Boston Scientific Corp.’s (NYSE:BSX) third-generation coronary stent, the Taxus Element, is set to hit the market in Europe next month.
The Natick, Mass.-based medical device giant said the latest version of its paclitaxel-eluting stent, made of a platinum-chromium alloy, won CE Mark approval in the European Union. The approval includes an indication for treatment of diabetics, according to a press release.
The company is likely hoping that the latest Taxus model to hit the market can hold its own as it it tries to increase market share for its Promus line, which uses a different anti-restenosis compound called everolimus.
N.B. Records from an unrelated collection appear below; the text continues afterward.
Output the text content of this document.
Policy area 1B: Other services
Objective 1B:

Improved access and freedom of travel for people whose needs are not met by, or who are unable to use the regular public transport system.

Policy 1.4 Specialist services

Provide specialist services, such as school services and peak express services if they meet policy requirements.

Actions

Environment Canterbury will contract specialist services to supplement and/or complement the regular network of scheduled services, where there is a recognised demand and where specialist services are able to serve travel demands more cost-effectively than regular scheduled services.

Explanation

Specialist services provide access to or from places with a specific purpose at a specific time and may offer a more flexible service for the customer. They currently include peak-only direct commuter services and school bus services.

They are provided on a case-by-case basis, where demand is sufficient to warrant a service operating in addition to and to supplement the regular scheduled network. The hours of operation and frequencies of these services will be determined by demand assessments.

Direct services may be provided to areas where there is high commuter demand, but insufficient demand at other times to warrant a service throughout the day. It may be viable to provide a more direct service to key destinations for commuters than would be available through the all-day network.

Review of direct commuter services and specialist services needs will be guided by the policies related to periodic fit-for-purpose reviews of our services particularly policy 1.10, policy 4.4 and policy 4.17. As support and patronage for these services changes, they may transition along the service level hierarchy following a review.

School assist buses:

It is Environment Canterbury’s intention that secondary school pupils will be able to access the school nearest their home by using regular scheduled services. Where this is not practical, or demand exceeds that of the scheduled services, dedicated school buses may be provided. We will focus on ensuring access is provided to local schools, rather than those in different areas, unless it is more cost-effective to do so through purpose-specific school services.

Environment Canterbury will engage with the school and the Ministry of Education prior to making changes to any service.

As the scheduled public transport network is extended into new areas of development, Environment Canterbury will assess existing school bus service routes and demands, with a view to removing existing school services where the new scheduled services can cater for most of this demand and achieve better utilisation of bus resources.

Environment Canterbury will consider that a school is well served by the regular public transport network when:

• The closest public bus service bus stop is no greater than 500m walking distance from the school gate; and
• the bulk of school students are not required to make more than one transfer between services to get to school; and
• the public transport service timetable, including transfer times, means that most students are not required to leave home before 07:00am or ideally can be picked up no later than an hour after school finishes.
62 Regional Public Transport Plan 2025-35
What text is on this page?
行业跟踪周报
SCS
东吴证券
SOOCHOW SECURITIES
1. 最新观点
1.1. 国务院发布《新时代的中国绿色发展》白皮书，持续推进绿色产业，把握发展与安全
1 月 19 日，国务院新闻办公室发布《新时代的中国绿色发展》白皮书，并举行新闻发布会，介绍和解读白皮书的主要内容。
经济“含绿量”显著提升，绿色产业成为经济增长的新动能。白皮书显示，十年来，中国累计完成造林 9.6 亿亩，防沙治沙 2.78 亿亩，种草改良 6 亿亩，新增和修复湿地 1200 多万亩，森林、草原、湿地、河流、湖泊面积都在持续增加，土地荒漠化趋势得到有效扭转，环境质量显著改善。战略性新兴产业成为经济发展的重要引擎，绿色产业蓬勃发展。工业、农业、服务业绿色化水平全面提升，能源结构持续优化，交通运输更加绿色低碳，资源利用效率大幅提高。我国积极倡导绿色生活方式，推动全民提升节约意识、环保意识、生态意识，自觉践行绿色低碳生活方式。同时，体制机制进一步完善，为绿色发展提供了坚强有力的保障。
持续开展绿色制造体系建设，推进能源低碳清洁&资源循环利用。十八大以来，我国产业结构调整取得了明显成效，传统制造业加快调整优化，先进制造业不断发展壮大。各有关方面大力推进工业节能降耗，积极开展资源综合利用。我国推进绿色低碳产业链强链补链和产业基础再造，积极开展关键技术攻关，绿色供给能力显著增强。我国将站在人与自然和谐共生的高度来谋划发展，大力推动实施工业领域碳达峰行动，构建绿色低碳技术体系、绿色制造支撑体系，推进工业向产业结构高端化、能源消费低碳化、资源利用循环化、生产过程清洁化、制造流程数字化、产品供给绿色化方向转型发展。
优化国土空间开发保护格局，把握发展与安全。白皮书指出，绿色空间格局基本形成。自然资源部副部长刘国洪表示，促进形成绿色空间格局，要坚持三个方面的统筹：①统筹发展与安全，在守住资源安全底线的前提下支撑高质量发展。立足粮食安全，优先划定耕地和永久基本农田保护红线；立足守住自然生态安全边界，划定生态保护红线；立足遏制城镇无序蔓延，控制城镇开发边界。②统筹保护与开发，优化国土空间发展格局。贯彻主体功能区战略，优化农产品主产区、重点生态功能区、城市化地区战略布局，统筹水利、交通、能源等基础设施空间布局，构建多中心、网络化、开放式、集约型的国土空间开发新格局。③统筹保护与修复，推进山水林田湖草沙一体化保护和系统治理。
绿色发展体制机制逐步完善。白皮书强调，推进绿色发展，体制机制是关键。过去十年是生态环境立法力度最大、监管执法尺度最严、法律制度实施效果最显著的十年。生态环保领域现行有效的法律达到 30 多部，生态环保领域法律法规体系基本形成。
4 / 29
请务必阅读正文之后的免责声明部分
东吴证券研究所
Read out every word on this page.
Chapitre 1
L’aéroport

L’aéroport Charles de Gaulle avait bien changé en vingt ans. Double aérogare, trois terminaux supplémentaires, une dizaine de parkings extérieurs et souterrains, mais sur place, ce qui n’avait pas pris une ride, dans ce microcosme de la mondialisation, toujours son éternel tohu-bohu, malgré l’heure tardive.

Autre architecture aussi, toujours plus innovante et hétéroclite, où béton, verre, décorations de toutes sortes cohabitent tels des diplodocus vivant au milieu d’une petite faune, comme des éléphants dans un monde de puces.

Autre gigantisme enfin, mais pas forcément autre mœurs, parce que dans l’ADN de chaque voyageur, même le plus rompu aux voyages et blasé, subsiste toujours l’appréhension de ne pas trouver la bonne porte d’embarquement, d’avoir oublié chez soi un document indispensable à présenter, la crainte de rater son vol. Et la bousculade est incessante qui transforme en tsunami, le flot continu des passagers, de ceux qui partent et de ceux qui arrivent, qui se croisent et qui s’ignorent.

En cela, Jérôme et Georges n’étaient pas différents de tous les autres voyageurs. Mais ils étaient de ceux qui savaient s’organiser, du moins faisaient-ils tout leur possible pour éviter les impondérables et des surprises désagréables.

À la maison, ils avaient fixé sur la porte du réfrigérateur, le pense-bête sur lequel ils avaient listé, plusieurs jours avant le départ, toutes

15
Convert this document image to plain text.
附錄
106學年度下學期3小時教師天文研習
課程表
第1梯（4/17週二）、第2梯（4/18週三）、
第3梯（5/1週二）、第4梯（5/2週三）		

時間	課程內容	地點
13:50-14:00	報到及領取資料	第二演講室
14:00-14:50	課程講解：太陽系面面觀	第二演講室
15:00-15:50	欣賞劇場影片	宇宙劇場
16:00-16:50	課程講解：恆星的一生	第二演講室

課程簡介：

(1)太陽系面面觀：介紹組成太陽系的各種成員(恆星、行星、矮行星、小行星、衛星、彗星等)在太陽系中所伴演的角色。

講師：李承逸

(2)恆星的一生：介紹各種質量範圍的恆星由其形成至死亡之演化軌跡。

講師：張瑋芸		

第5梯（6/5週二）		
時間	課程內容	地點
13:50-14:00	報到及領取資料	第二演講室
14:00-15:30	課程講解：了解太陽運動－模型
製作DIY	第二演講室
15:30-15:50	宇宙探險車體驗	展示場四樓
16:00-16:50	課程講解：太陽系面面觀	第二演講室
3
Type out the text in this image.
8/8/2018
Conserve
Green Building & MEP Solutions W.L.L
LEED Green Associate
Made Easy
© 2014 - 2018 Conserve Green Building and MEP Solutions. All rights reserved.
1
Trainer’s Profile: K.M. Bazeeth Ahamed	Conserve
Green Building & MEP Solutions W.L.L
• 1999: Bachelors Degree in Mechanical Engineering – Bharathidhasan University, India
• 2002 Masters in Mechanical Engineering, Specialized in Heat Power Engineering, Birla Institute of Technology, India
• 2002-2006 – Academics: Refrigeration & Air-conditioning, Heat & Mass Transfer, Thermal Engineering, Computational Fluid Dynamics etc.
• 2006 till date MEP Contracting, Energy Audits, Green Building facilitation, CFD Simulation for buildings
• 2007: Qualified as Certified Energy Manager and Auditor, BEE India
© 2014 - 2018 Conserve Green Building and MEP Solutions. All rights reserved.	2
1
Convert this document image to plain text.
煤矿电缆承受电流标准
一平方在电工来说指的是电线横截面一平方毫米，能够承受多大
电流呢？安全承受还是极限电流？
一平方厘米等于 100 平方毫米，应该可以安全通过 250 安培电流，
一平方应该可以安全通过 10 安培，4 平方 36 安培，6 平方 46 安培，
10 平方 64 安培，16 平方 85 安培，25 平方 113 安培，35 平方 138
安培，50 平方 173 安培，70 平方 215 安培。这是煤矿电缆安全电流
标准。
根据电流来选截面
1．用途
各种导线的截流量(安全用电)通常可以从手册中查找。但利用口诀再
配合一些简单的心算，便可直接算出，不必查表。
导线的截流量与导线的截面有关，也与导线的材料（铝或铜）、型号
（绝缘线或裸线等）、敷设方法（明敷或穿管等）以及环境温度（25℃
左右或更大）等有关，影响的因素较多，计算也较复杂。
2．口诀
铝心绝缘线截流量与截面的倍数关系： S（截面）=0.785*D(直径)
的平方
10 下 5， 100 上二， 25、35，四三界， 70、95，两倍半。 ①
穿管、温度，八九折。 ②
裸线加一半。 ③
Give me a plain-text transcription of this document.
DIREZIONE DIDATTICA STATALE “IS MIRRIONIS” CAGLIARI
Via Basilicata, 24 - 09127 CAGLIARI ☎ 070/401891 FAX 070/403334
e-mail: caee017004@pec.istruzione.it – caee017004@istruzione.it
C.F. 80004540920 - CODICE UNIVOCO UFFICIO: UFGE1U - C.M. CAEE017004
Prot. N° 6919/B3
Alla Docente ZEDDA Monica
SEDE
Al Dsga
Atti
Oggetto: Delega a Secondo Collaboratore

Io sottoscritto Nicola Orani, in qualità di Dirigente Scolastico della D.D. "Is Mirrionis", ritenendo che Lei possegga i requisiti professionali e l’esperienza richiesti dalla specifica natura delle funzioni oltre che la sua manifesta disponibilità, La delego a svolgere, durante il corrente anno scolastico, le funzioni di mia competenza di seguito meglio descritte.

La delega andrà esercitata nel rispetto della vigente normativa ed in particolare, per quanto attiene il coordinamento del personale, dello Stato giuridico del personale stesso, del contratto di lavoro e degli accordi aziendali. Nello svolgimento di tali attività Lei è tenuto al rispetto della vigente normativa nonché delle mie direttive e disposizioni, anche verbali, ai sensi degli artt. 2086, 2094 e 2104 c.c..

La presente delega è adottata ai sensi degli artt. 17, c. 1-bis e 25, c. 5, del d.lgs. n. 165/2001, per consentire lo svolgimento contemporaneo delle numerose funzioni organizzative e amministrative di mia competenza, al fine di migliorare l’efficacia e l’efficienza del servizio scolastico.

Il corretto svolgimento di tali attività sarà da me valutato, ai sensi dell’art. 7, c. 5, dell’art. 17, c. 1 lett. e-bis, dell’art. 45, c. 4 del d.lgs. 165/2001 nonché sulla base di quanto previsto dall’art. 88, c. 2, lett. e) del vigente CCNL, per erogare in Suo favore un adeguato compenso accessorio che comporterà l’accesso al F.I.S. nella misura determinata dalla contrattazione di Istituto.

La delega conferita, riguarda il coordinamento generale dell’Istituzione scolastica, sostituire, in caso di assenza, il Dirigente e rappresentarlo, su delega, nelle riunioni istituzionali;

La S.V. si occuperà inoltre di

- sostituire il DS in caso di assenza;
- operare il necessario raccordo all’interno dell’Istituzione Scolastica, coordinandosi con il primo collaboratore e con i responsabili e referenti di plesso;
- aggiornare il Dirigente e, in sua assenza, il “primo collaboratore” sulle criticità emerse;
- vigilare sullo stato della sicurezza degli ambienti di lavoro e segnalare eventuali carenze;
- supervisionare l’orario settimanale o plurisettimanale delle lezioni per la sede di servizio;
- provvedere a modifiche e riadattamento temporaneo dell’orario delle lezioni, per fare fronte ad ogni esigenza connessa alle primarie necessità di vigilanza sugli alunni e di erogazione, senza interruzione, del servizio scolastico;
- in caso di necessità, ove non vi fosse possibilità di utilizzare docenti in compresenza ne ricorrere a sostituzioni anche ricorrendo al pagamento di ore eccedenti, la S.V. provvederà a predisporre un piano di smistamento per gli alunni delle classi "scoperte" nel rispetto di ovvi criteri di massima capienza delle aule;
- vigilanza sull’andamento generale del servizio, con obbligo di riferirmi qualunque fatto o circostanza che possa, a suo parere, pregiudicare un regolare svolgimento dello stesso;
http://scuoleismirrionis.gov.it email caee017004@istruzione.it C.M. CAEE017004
A series of studies released by competitors Medtronic Inc. (NYSE:MDT), Johnson & Johnson’s (NYSE:JNJ) Cordis Corp. subsidiary and Abbott (NYSE:ABT) all claimed that their respective devices and the drugs they elute are superior to BSX’s paclitaxel-eluting line.
Recent results from Boston Scientific’s Perseus clinical trial of the Taxus element showed that it’s about as safe and effective as its forebears. The company is also running a 1,500-patient trial of the Promus Element, which is also made of the platinum-chromium alloy. That stent won CE Mark approval last October.
U.S. clearance from the Food & Drug Administration for the Taxus Element is expected in mid-2011, the company said. The FDA is expected to clear the Promus Element in mid-2012, according to a press release. Japanese clearance for the devices are expected in late 2011 or early 2012 and mid-2012, respectively, according to the release.
Boston Scientific also said it won FDA approval for a software upgrade to its Latitude patient management system, which allows doctors to remotely monitor patients with implantable cardiac devices.